To purchase a full cheesecake at Junior's the cost averages at $16 for a 6" regular, $26 for a 7" medium, $35 for an 8" large, and $60 for a 10" restaurant sized cake. Some flavors to choose from include raspberry swirl, chocolate mousse, apple crumb, black forest, carrot cake and, of course, NY style plain cheesecake. One slice came to $6.25. We sat down at a tiny table toward the back and I stared its thickness. It was a long-awaited convergence between this dairy explosion and me. I took several deep breaths and slowly relaxed my widened eyes. The layers were pronounced: crust, creamy chocolate, vanilla, and decorative swirled top covering it like a layer of protective skin made of cheese flesh.

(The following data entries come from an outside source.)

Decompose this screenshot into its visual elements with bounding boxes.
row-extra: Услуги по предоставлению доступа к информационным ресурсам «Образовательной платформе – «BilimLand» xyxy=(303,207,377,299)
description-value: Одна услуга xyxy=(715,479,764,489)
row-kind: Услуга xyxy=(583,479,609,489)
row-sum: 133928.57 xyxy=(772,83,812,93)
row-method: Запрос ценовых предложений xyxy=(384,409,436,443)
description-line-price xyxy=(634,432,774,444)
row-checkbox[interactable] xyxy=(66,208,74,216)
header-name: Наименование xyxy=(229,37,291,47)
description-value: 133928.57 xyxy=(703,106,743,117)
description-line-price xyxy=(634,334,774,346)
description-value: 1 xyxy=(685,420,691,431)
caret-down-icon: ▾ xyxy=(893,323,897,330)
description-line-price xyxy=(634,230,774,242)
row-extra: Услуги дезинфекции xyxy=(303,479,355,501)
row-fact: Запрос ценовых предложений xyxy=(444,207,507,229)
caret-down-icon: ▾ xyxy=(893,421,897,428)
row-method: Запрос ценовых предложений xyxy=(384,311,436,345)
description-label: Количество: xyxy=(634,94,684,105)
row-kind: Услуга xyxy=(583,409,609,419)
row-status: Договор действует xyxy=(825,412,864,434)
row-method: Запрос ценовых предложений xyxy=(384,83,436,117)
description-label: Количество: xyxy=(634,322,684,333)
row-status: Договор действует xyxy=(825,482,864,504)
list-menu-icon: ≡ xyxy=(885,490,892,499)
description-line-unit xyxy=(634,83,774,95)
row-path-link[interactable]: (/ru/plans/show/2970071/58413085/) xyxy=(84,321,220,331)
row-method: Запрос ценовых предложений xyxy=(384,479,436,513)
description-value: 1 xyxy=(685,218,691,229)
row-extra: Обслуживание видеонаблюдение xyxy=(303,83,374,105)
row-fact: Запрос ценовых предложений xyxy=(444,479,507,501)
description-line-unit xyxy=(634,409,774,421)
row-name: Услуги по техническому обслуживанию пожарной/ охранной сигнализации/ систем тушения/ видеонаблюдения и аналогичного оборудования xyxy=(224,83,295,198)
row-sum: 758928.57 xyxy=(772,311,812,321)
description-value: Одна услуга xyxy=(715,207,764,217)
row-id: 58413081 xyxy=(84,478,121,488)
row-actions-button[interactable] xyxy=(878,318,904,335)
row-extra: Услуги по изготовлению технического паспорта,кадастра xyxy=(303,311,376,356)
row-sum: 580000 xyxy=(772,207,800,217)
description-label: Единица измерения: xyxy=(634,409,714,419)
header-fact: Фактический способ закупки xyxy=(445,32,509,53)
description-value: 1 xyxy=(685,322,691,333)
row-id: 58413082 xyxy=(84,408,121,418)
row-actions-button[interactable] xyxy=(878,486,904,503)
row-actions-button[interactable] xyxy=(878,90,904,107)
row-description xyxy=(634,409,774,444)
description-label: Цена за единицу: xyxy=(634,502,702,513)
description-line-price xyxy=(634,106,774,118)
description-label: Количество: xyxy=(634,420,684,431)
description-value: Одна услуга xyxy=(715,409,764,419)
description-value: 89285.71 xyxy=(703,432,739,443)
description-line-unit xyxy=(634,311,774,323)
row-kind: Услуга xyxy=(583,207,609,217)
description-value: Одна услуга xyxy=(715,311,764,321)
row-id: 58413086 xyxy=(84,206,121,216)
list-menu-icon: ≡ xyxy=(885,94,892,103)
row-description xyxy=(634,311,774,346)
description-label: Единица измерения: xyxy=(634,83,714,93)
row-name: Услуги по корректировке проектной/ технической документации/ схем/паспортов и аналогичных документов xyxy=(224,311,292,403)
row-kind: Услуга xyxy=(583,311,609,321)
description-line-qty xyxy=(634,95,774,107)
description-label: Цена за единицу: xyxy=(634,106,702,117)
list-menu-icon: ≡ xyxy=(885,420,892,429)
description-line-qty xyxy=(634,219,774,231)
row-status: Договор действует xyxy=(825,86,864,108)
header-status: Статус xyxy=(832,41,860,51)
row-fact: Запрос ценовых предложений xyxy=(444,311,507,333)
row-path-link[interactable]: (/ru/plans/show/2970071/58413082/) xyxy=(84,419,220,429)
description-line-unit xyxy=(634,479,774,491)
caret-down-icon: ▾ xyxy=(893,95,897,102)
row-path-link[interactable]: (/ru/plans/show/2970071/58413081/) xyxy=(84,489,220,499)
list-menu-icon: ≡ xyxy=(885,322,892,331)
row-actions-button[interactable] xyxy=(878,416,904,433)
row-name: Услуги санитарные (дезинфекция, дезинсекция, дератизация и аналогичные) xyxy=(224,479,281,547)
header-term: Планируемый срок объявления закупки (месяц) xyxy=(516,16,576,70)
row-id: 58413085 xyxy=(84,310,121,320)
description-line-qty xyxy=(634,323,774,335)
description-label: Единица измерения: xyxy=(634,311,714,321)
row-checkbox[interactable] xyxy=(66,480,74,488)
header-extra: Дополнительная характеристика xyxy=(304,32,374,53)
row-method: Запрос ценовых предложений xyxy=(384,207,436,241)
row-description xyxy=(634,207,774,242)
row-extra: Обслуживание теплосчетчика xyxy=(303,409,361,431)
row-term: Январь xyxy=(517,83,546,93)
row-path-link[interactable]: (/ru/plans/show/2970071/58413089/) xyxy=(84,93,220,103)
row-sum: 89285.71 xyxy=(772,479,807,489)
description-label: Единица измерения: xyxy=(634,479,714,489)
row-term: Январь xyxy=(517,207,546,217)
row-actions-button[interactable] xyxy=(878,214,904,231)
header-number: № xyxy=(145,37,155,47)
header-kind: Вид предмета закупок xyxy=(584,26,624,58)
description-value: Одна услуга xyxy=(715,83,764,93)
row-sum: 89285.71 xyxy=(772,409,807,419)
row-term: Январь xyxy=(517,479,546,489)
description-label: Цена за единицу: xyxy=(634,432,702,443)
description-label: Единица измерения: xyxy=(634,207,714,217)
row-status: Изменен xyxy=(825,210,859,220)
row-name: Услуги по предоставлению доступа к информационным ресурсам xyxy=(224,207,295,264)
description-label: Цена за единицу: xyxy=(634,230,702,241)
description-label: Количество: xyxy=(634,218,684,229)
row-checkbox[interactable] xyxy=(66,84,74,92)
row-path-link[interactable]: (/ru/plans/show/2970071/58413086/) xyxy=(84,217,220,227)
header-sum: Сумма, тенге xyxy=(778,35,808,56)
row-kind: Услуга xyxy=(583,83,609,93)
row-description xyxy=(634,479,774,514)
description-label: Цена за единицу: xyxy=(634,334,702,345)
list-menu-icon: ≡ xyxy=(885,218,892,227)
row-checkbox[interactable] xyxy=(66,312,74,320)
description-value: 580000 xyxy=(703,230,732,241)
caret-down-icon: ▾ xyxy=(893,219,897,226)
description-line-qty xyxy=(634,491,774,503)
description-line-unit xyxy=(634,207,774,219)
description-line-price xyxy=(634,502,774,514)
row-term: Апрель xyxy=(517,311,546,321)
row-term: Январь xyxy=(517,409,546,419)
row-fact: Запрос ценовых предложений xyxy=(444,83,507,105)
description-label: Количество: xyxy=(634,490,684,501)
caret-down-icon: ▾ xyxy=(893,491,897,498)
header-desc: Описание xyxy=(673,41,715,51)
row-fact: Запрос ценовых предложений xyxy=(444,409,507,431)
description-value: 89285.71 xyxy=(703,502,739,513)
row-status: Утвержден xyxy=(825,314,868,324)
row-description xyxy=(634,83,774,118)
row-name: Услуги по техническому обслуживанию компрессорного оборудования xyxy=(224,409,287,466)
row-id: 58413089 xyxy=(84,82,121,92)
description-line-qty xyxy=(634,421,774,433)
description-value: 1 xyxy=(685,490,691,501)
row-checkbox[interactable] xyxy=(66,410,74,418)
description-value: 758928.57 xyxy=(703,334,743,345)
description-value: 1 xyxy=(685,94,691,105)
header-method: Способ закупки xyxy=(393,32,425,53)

The taste was rich and offered a consistent flavor from start to finish. The aftertaste generated a mild buttery and creamy quality. However, disappointment arose in the crust. What defines a really good cheesecake? With all the various desserts to choose from, I prefer no amalgamation when dealing with cheesecake. Though it can be interesting to impregnate a cheesecake with regular, fluffy cake alternating layers, it becomes a different experience. I was looking for undisputed cheese with no interruptions. This crust let me down with its spongy chocolate mass. It was not crumbly like a pastry. It was a severe disruption to cheesecake perfection.

Crust aside, Junior's cheesecake offers a thick and creamy texture and reveals no skimping on the richest of cheeses. They offer full meals from breakfast to dinner, but they will always be known for their dessert.